Um debate a respeito do que é ser apolítico se desenvolveu em um dos grupos de

foco. Houve quem defendesse que o jovem que não assume nenhuma posição política

estaria, ainda assim, sendo político. Em outros termos, o fato de não fazer política já

seria uma atitude política. Esse posicionamento, adotado por um jovem católico, filiado

ao PT e participante das CEBs foi contestado por uma jovem sem-religião, para quem o

jovem que não faz política não é político. Quando questionada a respeito de sua própria

prática ela afirma que se considera apolítica em termos de política partidária, mas

politizada por atuar em campanhas solidárias e ações caritativas. Essa jovem manifestou

ainda que desejaria atuar em organizações não governamentais ou outras instituições,

confirmando a tendência observada no survey.

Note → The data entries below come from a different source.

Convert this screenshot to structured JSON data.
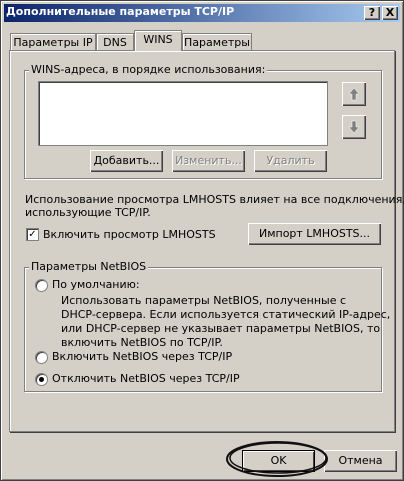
{
  "window": {
    "title": "Дополнительные параметры TCP/IP",
    "help_label": "?",
    "close_label": "X"
  },
  "tabs": [
    {
      "label": "Параметры IP"
    },
    {
      "label": "DNS"
    },
    {
      "label": "WINS"
    },
    {
      "label": "Параметры"
    }
  ],
  "wins": {
    "group_label": "WINS-адреса, в порядке использования:",
    "add_label": "Добавить...",
    "edit_label": "Изменить...",
    "delete_label": "Удалить",
    "up_icon": "arrow-up-icon",
    "down_icon": "arrow-down-icon"
  },
  "lmhosts": {
    "info_line1": "Использование просмотра LMHOSTS влияет на все подключения,",
    "info_line2": "использующие TCP/IP.",
    "enable_label": "Включить просмотр LMHOSTS",
    "enable_checked": true,
    "import_label": "Импорт LMHOSTS..."
  },
  "netbios": {
    "group_label": "Параметры NetBIOS",
    "default_label": "По умолчанию:",
    "default_desc": [
      "Использовать параметры NetBIOS, полученные с",
      "DHCP-сервера. Если используется статический IP-адрес,",
      "или DHCP-сервер не указывает параметры NetBIOS, то",
      "включить NetBIOS по TCP/IP."
    ],
    "enable_label": "Включить NetBIOS через TCP/IP",
    "disable_label": "Отключить NetBIOS через TCP/IP",
    "selected": "disable"
  },
  "footer": {
    "ok_label": "OK",
    "cancel_label": "Отмена"
  }
}
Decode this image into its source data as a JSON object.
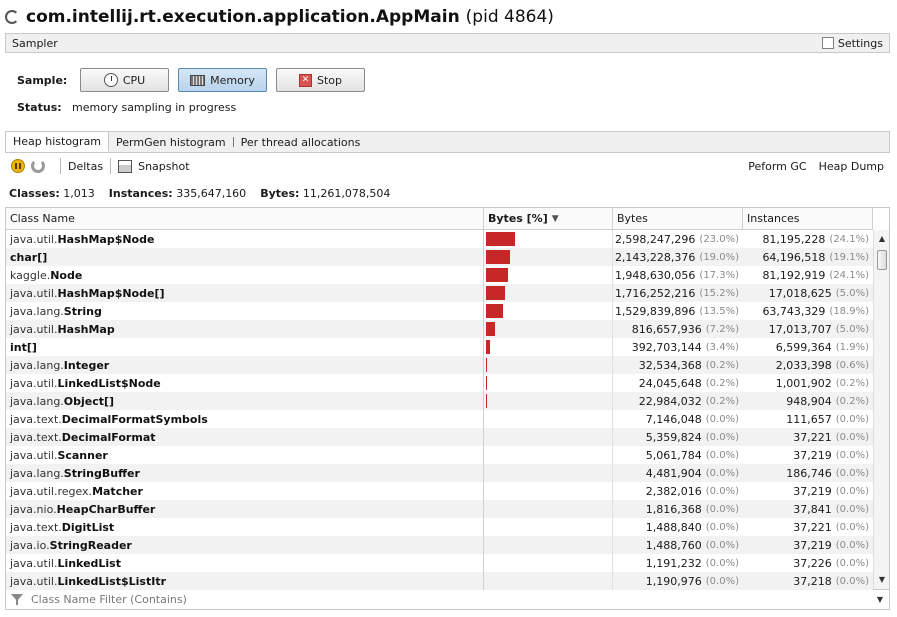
{
  "window": {
    "title_main": "com.intellij.rt.execution.application.AppMain",
    "title_pid": "(pid 4864)"
  },
  "sampler": {
    "header": "Sampler",
    "settings_label": "Settings"
  },
  "controls": {
    "sample_label": "Sample:",
    "cpu_label": "CPU",
    "memory_label": "Memory",
    "stop_label": "Stop",
    "active": "Memory"
  },
  "status": {
    "label": "Status:",
    "value": "memory sampling in progress"
  },
  "tabs": [
    {
      "label": "Heap histogram",
      "selected": true
    },
    {
      "label": "PermGen histogram",
      "selected": false
    },
    {
      "label": "Per thread allocations",
      "selected": false
    }
  ],
  "toolbar": {
    "deltas_label": "Deltas",
    "snapshot_label": "Snapshot",
    "gc_label": "Peform GC",
    "heapdump_label": "Heap Dump"
  },
  "summary": {
    "classes_label": "Classes:",
    "classes_value": "1,013",
    "instances_label": "Instances:",
    "instances_value": "335,647,160",
    "bytes_label": "Bytes:",
    "bytes_value": "11,261,078,504"
  },
  "columns": {
    "class_name": "Class Name",
    "bytes_pct": "Bytes [%]",
    "bytes": "Bytes",
    "instances": "Instances"
  },
  "rows": [
    {
      "pkg": "java.util.",
      "name": "HashMap$Node",
      "bar_pct": 23.0,
      "bytes": "2,598,247,296",
      "bytes_pct": "(23.0%)",
      "instances": "81,195,228",
      "inst_pct": "(24.1%)"
    },
    {
      "pkg": "",
      "name": "char[]",
      "bar_pct": 19.0,
      "bytes": "2,143,228,376",
      "bytes_pct": "(19.0%)",
      "instances": "64,196,518",
      "inst_pct": "(19.1%)"
    },
    {
      "pkg": "kaggle.",
      "name": "Node",
      "bar_pct": 17.3,
      "bytes": "1,948,630,056",
      "bytes_pct": "(17.3%)",
      "instances": "81,192,919",
      "inst_pct": "(24.1%)"
    },
    {
      "pkg": "java.util.",
      "name": "HashMap$Node[]",
      "bar_pct": 15.2,
      "bytes": "1,716,252,216",
      "bytes_pct": "(15.2%)",
      "instances": "17,018,625",
      "inst_pct": "(5.0%)"
    },
    {
      "pkg": "java.lang.",
      "name": "String",
      "bar_pct": 13.5,
      "bytes": "1,529,839,896",
      "bytes_pct": "(13.5%)",
      "instances": "63,743,329",
      "inst_pct": "(18.9%)"
    },
    {
      "pkg": "java.util.",
      "name": "HashMap",
      "bar_pct": 7.2,
      "bytes": "816,657,936",
      "bytes_pct": "(7.2%)",
      "instances": "17,013,707",
      "inst_pct": "(5.0%)"
    },
    {
      "pkg": "",
      "name": "int[]",
      "bar_pct": 3.4,
      "bytes": "392,703,144",
      "bytes_pct": "(3.4%)",
      "instances": "6,599,364",
      "inst_pct": "(1.9%)"
    },
    {
      "pkg": "java.lang.",
      "name": "Integer",
      "bar_pct": 0.2,
      "bytes": "32,534,368",
      "bytes_pct": "(0.2%)",
      "instances": "2,033,398",
      "inst_pct": "(0.6%)"
    },
    {
      "pkg": "java.util.",
      "name": "LinkedList$Node",
      "bar_pct": 0.2,
      "bytes": "24,045,648",
      "bytes_pct": "(0.2%)",
      "instances": "1,001,902",
      "inst_pct": "(0.2%)"
    },
    {
      "pkg": "java.lang.",
      "name": "Object[]",
      "bar_pct": 0.2,
      "bytes": "22,984,032",
      "bytes_pct": "(0.2%)",
      "instances": "948,904",
      "inst_pct": "(0.2%)"
    },
    {
      "pkg": "java.text.",
      "name": "DecimalFormatSymbols",
      "bar_pct": 0.0,
      "bytes": "7,146,048",
      "bytes_pct": "(0.0%)",
      "instances": "111,657",
      "inst_pct": "(0.0%)"
    },
    {
      "pkg": "java.text.",
      "name": "DecimalFormat",
      "bar_pct": 0.0,
      "bytes": "5,359,824",
      "bytes_pct": "(0.0%)",
      "instances": "37,221",
      "inst_pct": "(0.0%)"
    },
    {
      "pkg": "java.util.",
      "name": "Scanner",
      "bar_pct": 0.0,
      "bytes": "5,061,784",
      "bytes_pct": "(0.0%)",
      "instances": "37,219",
      "inst_pct": "(0.0%)"
    },
    {
      "pkg": "java.lang.",
      "name": "StringBuffer",
      "bar_pct": 0.0,
      "bytes": "4,481,904",
      "bytes_pct": "(0.0%)",
      "instances": "186,746",
      "inst_pct": "(0.0%)"
    },
    {
      "pkg": "java.util.regex.",
      "name": "Matcher",
      "bar_pct": 0.0,
      "bytes": "2,382,016",
      "bytes_pct": "(0.0%)",
      "instances": "37,219",
      "inst_pct": "(0.0%)"
    },
    {
      "pkg": "java.nio.",
      "name": "HeapCharBuffer",
      "bar_pct": 0.0,
      "bytes": "1,816,368",
      "bytes_pct": "(0.0%)",
      "instances": "37,841",
      "inst_pct": "(0.0%)"
    },
    {
      "pkg": "java.text.",
      "name": "DigitList",
      "bar_pct": 0.0,
      "bytes": "1,488,840",
      "bytes_pct": "(0.0%)",
      "instances": "37,221",
      "inst_pct": "(0.0%)"
    },
    {
      "pkg": "java.io.",
      "name": "StringReader",
      "bar_pct": 0.0,
      "bytes": "1,488,760",
      "bytes_pct": "(0.0%)",
      "instances": "37,219",
      "inst_pct": "(0.0%)"
    },
    {
      "pkg": "java.util.",
      "name": "LinkedList",
      "bar_pct": 0.0,
      "bytes": "1,191,232",
      "bytes_pct": "(0.0%)",
      "instances": "37,226",
      "inst_pct": "(0.0%)"
    },
    {
      "pkg": "java.util.",
      "name": "LinkedList$ListItr",
      "bar_pct": 0.0,
      "bytes": "1,190,976",
      "bytes_pct": "(0.0%)",
      "instances": "37,218",
      "inst_pct": "(0.0%)"
    }
  ],
  "filter": {
    "placeholder": "Class Name Filter (Contains)"
  },
  "icons": {
    "spinner": "spinner-icon",
    "clock": "clock-icon",
    "memory": "memory-chip-icon",
    "stop": "stop-icon",
    "pause": "pause-icon",
    "refresh": "refresh-icon",
    "snapshot": "snapshot-icon",
    "filter": "filter-icon",
    "sort": "sort-descending-icon"
  },
  "colors": {
    "bar": "#c62828",
    "memory_active": "#b8d3ec"
  }
}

Não obstante o excesso de estudos sobre a juventude no Brasil, há muito a

pesquisar sobre os modos como eles vivem, representam e exploram as possibilidades

de articulação entre a política, por um lado e a religião, por outro. O debate central aqui

é a necessidade de abertura cognitiva e metodológica sobre esses campos. Postura que, a

meu ver, necessita ser fortalecida entre os analistas sociais de diferentes campos do

conhecimento. Para estudar os jovens temos que partir de categorias abertas, sem

definições rigidamente estabelecidas, mas levando-se em conta, principalmente a

existência de uma materialidade a ser assumida nas abordagens interpretativas.

Descobrir seus campos simbólicos representativos e os elementos da realidade social

que se apresentam como variáveis mais relevantes em contexto de pluralização

constitui-se como um desafio teórico-metodológico.

Por fim, estamos cientes de que esse texto não esgotou as possibilidades de

interpretação sobre um universo em expansão na sociedade brasileira: o dos

desinstitucionalizados religiosos no segmento juvenil. A pesquisa sinalizou para o fato

de que há muito a explorar na busca de conhecimento sobre os jovens e seus modos de

18

representação e pertencimento, sobretudo quando se pretende compreender as relações

entre religião e formas de vínculos e construção identitária entre eles.